Refreshingly, however, Roethlisberger has pinned Pittsburgh’s early struggles on his own poor play. Following the surprise Week Three loss to Chicago, the veteran signal-caller pointed to his own inefficiencies when explaining the Steelers’ offensive ineptitude. “I didn’t play well enough to win”, he told ESPN last week, “We lost the game because of me, because I didn’t play well enough”. If Pittsburgh’s primary problem is indeed the quarterback position, then we shouldn’t be too quick to push the panic button. Roethlisberger has the experience and self-awareness to remedy any mechanical issues.
But if the Steelers are to find rhythm on offense going forward, Roethlisberger will need to put more trust in his elite coterie of weapons. At times this season, he has been caught forcing throws to Brown — irrespective of whether his No.1 receiver has been the best available option. Although AB has put up a pair of 10-catch games, he has often been targeted in heavy coverage, leading to a number of missed opportunities for crucial pick-ups in critical situations. Roethlisberger, it should be said, is keenly aware that he has exhibited an unhelpful hastiness in selecting his targets. Involving more of his top-tier weapons will be a priority for the All-Pro quarterback on this afternoon.
Ordinarily, a trip to face the Baltimore Ravens would be a tricky spot for a team looking to reignite a lackluster offense. Not since 2012 have the Steelers picked up a win at M&T Bank Stadium, and the Ravens’ defense has typically had success in neutralizing Pittsburgh’s offense. Indeed, the Ravens are 4-1 straight up against the Steelers in their last five meetings and 3-2 against the spread. If history is anything to go by, then this has the feel of a match-up Pittsburgh could, frankly, do without.
The Steelers might, however, be arriving in Baltimore at an opportune time. The Ravens’ re-designed defense was exposed last weekend in London when it gave up 44 against a Jacksonville offense that is far from fear-inducing. Their outing at Wembley was an exercise in humiliation on both sides of the ball. It will take a strong resolve for the Ravens to put the game behind them when they return to more familiar surroundings today.

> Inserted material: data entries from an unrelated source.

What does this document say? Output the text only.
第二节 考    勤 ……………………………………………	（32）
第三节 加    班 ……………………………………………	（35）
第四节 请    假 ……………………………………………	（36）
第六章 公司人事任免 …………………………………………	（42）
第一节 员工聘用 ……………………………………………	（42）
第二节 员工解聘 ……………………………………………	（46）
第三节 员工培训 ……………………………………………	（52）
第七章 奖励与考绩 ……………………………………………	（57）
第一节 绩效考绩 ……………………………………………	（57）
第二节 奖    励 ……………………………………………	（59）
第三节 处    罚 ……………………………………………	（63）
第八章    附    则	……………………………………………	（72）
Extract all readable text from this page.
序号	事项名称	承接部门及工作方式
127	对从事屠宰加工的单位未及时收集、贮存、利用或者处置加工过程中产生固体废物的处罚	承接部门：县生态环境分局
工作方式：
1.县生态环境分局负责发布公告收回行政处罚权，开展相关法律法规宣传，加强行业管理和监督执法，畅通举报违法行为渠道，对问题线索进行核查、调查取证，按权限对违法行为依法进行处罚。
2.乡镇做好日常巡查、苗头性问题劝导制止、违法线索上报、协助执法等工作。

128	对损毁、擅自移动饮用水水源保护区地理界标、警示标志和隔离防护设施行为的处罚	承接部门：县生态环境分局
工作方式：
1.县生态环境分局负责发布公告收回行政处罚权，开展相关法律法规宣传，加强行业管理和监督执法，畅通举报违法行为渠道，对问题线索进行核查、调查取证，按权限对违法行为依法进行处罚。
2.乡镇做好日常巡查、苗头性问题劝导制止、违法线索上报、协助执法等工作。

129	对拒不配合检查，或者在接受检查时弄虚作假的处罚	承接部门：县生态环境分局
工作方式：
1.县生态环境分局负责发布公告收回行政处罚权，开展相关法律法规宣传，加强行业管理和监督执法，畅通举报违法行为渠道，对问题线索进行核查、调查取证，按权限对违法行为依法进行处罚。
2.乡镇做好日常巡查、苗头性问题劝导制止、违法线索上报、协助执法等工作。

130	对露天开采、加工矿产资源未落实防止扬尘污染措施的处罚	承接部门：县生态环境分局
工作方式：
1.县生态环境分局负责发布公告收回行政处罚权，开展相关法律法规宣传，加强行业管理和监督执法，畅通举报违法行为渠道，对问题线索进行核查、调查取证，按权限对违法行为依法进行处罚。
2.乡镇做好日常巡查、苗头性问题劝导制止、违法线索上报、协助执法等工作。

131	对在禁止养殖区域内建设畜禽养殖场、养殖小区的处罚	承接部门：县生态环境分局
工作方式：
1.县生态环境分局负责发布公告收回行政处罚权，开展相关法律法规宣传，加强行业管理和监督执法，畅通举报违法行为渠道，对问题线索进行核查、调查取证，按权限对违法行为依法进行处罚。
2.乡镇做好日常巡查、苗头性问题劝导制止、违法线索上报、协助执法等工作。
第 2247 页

If it was the travel that affected Baltimore last week then the Ravens could be in for another long afternoon. Despite having the coaching advantage, John Harbaugh’s team is coming off not just a disrupted-week, but a game in which the defense gave up an alarming 410 yards. Although we know that Baltimore is much stronger of defense than was demonstrated last week, they will be without key defensive personnel in Brandon Williams and Brent Urban, and in Pittsburgh they will find a level of competition far surpassing anything they have encountered so far this year. If the Steelers are to take the edge in the AFC North race, and address their concerning offensive struggles, then a strong-outing in Baltimore will be essential. Roethlisberger & co. know what adjustments need to be made, and solid display against a tired and depleted Ravens defense would do a lot to help the offensive unit find its groove once again.
A win — coupled with a strong offensive display — in Baltimore today is precisely what the Steelers need to put last week’s fiasco behind them. They might just be arriving in Baltimore at exactly the right time.